The long-term prospects for artificial intelligence-linked semiconductors is making Morgan Stanley even more bullish about chip stocks in Greater China, Japan and South Korea.
The US broker upgraded the sector in China to attractive from in-line and lifted price targets for Korea’s Samsung Electronics Co. and SK Hynix Inc. Japan’s chip sector was also raised to attractive from in-line, with Disco Corp. climbing to overweight.
“We expect tech deflation — price elasticity — coupled with secular AI semi demand will together trigger the next logic semi upcycle,” Morgan Stanley analysts including Charlie Chan wrote in a July 6 note. “Historically, the reversion of semi inventory days is a strong signal” for stock price appreciation, they added.
Global sales data reported by the Semiconductor Industry Association for May showed signs of bottoming out, with revenue rising 1.7% from April, according to a note from Nomura Holdings Inc.
Morgan Stanley is expanding its bullish view on the region’s chipmakers after having upgraded some names in South Korea and Taiwan back in October. Since then, chip gauges in both nations have surged more than 27%.
The firm said it had seen a rush of orders over the past two weeks for AI semiconductors, revising up earnings for players such as Taiwan Semiconductor Manufacturing Co. and recommending that investors participate in a smartphone recovery. Will Semiconductor Co. was upgraded to overweight.
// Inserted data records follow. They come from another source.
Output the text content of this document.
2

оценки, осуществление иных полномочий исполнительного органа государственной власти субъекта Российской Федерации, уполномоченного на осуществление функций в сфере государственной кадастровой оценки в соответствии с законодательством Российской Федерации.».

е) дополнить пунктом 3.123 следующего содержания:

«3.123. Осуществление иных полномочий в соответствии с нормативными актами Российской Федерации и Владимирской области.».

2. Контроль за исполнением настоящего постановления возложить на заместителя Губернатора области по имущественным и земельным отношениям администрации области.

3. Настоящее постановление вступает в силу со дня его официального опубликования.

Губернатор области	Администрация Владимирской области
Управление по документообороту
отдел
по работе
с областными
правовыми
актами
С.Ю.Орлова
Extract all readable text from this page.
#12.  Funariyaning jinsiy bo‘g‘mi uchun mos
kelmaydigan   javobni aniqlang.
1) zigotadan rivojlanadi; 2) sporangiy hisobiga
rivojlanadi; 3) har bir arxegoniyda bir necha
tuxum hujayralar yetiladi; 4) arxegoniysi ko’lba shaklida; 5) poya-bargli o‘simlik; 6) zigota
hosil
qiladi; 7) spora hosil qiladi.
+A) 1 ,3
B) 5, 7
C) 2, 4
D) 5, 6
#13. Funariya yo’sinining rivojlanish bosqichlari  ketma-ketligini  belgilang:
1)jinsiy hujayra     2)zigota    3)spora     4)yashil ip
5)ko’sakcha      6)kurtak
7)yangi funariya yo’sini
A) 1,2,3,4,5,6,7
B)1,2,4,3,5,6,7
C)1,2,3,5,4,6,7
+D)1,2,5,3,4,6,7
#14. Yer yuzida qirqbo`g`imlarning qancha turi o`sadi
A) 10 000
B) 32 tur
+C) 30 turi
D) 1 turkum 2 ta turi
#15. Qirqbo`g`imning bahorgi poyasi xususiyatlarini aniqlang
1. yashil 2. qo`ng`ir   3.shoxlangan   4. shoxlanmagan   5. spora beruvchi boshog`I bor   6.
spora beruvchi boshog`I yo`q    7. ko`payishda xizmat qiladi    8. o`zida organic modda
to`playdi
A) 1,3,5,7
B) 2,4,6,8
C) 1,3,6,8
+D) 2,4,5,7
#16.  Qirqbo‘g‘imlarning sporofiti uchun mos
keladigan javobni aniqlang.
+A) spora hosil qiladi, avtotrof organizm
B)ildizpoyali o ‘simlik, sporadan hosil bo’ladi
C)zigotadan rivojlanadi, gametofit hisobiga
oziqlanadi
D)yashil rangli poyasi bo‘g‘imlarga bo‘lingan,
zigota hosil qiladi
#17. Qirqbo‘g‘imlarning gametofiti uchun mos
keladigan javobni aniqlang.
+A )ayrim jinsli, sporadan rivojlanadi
In a separate note, analysts including Shawn Kim said Korea’s memory chipmakers were set to benefit from a growth of nearly 10 times in the DRAM market to $19 billion over the next four years. SK Hynix was their top pick.
The firm’s bullish view came before Samsung announced its worst quarterly revenue since at least 2009.
“We are likely to see EPS power expectations meaningfully raised over the coming years behind the emergence of high bandwidth memory and accelerating demand for AI servers,” Kim wrote.
(Updates with Samsung’s earnings results in penultimate paragraph.)